After a week of scattered showers, no one was more on edge than Cal track and field head coach Tony Sandoval.
“To be honest with you, early on we didn’t know what was going to happen,” Sandoval said. “The weather forecast, you know — you didn’t know what was going to end up happening. … There was a time, twice in the early portion, where we had some hail, and I’m going ‘What are we going to do here?’ ”
Fortunately for the Bears, the only thing raining at the annual California Outdoor Opener was Cal’s 16 first-place finishes. The Bears dominated throughout the meet, with the women sweeping both UC Davis and Cal Poly San Luis Obispo and the men knocking off the Mustangs.
“It was cold; it was windy,” Sandoval said. “That puts a hamper on lot of the marks. What I did see is a lot of enthusiasm and some grit and some hard work.”
Both the men and women kicked off the meet by claiming first-place finishes in the hammer throw. To say the women just got “first,” however, is a vast undersell for freshman Camryn Rogers.
In her first hammer throw of the season, Rogers set yet another freshman record with a throw of 204 feet and 6 inches. Rogers’ first record came last week in the shot put at the MPSF Indoor Championships.
Rogers isn’t just a promising freshman for Cal — she’s already elite. Coming off a laundry list of impressive showings on the international stage before her time as a Bear, Rogers is in line to have a very successful career at Cal, and she’s wasting no time doing it.
Behind Rogers, the women swept the hammer throw and would go on to win every throwing event.
The women finished first and second place in every throwing event while claiming a clean one-through-three sweep in the hammer and discus. Cal’s men followed suit sweeping the discus and the shot, as well as taking first in the hammer.
Even with all these outstanding performances, Cal was missing five of its top performers because of next week’s NCAA Indoor Championships. Seniors Bethan Knights and Ashtyn Davis, junior Lauren Martinez and sophomores Tuomas Kaukolahti and McKay Johnson, who will be representing Cal next week at Texas, missed the meet.
“You have five of our athletes that we don’t use because they’re going on to NCAAs, and so it makes a difference,” Sandoval said. “There were some events where we only had one person or two people here and there. Because (of) the weather, we also weren’t going to take risks on people who are on the edge physically.”
In addition to these five, many of the Bears’ top distance runners received extra rest between the indoor and outdoor seasons and did not participate this weekend.
“Well those people, the distance kids, they ran pretty hard indoors.
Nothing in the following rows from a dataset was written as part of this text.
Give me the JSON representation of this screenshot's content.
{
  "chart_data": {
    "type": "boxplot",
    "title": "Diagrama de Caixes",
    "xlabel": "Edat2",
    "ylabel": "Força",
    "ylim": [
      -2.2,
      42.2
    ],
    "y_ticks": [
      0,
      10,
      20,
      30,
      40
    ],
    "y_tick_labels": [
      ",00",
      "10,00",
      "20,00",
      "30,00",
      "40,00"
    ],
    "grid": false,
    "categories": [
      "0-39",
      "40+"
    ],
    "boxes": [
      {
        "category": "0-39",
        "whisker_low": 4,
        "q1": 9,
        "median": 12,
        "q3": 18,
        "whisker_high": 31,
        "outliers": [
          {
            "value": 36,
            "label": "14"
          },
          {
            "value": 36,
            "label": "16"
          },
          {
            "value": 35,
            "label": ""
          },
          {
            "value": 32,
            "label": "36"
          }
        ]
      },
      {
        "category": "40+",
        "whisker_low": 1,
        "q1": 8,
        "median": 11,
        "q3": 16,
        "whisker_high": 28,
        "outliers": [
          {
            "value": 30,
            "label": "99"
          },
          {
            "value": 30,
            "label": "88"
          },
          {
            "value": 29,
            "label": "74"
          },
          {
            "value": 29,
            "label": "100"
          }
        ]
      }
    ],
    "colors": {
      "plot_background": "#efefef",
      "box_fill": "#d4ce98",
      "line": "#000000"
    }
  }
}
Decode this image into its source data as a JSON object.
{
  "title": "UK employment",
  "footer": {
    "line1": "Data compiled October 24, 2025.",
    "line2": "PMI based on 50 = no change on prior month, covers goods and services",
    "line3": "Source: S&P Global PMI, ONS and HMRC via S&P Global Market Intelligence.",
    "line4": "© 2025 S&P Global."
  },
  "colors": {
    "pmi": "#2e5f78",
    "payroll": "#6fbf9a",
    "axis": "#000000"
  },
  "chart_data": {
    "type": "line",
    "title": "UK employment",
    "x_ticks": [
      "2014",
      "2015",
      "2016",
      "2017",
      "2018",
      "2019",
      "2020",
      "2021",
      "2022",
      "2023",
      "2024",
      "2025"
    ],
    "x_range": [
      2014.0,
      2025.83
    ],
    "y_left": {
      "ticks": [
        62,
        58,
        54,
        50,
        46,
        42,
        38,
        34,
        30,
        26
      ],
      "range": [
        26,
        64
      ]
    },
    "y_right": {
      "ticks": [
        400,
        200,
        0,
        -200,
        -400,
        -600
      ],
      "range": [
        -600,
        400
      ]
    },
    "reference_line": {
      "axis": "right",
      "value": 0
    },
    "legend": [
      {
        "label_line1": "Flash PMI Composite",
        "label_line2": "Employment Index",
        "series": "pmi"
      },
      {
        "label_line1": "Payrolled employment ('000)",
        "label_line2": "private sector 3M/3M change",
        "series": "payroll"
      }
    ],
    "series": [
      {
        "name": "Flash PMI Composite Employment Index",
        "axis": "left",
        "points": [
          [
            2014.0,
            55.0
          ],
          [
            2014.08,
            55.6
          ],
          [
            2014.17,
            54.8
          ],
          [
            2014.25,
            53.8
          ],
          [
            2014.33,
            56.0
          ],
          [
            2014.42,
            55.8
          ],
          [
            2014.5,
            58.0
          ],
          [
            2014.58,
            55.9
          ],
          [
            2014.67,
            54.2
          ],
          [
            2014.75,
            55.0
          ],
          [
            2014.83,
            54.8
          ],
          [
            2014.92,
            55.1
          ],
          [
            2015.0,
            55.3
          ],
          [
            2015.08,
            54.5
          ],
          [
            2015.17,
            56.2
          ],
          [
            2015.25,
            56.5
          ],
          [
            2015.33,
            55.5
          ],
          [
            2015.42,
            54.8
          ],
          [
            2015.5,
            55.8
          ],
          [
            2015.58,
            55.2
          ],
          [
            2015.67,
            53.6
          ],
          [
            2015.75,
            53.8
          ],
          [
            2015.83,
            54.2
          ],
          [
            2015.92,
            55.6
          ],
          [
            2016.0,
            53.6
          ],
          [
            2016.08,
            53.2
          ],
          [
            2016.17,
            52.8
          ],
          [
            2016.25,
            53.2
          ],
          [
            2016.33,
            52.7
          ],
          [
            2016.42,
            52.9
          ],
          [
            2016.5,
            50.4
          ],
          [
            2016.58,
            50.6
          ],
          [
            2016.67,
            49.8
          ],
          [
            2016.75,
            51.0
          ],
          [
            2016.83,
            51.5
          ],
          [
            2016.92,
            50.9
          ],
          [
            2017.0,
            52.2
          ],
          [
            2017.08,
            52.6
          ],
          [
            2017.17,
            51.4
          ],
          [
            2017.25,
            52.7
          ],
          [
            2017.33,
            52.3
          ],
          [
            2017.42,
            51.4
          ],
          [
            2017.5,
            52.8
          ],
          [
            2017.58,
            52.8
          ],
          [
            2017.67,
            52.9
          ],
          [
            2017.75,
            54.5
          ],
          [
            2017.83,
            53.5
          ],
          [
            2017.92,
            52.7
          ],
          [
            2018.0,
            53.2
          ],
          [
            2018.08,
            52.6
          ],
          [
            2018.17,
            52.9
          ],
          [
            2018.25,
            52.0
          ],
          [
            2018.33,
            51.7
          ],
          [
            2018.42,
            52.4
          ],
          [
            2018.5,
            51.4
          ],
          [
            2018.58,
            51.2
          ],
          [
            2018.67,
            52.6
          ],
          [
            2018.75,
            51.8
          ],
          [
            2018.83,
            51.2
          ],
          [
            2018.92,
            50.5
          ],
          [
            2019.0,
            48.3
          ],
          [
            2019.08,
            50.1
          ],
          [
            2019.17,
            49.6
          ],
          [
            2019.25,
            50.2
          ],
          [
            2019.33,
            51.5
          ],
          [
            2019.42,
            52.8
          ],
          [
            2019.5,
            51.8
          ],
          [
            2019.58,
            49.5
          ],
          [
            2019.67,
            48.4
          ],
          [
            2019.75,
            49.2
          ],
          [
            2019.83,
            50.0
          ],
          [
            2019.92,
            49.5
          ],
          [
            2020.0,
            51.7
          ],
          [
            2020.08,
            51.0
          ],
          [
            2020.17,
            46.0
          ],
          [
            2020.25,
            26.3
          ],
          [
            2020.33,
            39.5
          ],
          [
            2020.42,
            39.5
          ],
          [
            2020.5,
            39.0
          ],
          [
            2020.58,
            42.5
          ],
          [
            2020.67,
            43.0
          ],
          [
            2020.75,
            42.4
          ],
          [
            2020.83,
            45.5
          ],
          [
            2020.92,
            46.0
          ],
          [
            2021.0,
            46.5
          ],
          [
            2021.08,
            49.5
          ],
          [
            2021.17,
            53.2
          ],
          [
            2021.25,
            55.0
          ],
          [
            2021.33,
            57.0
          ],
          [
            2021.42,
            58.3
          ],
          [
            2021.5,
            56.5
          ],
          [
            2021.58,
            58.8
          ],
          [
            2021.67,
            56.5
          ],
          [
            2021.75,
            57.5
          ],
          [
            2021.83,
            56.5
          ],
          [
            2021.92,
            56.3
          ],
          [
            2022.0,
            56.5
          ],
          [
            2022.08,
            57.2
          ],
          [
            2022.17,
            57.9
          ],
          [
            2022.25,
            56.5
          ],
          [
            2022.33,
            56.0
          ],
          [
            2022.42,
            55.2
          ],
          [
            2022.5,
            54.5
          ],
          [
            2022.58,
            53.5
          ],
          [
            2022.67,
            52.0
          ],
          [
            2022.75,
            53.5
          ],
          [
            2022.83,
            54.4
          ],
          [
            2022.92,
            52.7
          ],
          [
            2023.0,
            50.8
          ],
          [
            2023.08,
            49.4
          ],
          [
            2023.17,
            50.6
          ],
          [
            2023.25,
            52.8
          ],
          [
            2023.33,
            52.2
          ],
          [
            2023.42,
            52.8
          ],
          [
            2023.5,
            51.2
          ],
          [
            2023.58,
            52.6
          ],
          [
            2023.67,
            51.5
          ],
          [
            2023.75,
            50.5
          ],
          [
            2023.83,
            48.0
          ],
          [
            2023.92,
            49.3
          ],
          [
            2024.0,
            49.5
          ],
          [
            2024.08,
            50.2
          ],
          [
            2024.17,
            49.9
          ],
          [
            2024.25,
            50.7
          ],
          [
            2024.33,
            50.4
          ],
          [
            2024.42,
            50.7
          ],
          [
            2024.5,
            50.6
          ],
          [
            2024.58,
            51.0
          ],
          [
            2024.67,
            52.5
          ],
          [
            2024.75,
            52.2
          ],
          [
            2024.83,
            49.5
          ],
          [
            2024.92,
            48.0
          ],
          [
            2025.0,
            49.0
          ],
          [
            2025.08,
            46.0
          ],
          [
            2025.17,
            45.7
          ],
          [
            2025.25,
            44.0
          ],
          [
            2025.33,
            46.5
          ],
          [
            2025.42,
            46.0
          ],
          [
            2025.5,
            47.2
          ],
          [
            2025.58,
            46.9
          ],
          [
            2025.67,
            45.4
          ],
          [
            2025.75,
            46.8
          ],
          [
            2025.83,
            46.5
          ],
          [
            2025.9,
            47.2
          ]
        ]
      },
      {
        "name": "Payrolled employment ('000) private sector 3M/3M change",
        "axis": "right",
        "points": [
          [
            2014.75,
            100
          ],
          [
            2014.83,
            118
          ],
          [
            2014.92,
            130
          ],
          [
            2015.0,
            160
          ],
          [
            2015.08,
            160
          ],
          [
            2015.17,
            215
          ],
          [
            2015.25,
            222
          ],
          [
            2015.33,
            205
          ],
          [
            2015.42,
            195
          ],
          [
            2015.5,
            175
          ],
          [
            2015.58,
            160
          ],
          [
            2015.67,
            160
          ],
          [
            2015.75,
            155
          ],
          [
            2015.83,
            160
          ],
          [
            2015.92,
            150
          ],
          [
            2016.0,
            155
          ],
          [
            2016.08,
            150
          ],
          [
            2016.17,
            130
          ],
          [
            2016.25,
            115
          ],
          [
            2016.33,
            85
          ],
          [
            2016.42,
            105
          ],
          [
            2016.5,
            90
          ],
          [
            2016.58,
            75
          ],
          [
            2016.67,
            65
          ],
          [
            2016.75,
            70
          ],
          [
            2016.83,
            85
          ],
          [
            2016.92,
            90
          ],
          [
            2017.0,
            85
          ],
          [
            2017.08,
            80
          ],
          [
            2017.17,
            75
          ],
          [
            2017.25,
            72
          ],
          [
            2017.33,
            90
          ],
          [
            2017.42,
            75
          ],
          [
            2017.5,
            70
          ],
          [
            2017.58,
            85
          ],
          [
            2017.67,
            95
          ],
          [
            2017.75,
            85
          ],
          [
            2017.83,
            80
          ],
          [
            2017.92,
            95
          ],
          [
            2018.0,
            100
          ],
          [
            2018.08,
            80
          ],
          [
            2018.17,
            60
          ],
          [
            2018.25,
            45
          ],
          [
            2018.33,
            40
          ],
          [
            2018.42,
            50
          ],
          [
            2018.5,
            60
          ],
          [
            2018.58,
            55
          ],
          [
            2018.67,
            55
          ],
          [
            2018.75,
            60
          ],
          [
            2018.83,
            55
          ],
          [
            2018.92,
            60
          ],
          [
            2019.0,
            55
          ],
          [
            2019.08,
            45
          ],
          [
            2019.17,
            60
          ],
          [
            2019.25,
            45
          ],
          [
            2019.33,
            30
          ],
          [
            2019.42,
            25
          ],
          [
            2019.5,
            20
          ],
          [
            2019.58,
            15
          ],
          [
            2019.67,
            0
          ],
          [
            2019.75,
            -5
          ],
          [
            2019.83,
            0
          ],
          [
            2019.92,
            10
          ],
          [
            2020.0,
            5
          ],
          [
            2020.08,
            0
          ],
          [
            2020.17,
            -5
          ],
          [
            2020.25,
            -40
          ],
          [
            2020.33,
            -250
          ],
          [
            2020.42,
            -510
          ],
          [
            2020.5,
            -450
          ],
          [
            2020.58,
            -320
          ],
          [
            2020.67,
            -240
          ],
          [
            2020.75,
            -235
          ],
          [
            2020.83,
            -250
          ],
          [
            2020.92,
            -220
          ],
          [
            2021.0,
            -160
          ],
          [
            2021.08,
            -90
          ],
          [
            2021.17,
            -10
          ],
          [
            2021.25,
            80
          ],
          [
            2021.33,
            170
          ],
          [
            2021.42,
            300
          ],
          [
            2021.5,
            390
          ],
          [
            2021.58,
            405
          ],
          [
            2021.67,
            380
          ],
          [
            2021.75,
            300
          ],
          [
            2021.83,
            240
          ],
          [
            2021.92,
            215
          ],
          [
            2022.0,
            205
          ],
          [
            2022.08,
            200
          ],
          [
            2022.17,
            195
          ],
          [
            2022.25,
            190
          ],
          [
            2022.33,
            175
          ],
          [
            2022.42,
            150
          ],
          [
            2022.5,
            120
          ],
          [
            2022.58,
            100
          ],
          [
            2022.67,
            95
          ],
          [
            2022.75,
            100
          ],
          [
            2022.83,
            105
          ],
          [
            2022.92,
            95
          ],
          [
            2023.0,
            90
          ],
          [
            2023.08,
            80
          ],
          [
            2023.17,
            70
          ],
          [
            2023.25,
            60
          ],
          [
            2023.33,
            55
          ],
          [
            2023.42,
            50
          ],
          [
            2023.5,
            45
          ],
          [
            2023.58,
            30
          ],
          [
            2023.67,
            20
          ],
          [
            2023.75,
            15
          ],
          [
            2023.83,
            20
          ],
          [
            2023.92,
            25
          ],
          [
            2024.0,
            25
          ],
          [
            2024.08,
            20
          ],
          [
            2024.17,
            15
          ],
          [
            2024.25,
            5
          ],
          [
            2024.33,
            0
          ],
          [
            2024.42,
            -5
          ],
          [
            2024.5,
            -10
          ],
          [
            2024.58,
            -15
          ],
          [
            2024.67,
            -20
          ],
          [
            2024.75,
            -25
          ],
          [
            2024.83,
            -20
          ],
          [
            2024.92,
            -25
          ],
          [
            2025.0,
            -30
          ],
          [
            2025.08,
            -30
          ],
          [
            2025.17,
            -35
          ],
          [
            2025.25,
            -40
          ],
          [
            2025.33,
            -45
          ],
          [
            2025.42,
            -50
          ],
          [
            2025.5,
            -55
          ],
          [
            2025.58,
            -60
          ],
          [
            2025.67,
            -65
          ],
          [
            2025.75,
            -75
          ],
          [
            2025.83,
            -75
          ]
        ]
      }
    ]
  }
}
And this is a time, in March, to go back and rebuild in a sense. So some of those top people we didn’t compete,” Sandoval said.
With bad weather and a host of inactive athletes, it was the perfect storm for the Bears to fold Saturday, but Cal showed that it had the depth to still remain competitive.
“Well I don’t know — it was just one thing after another,” said Sandoval. “Just the fact that we were able to get the whole meet together and people competed well is a highlight for me.”
Cal has a long outdoor season ahead of them, and when they finally hit full strength, expect the storm to keep coming.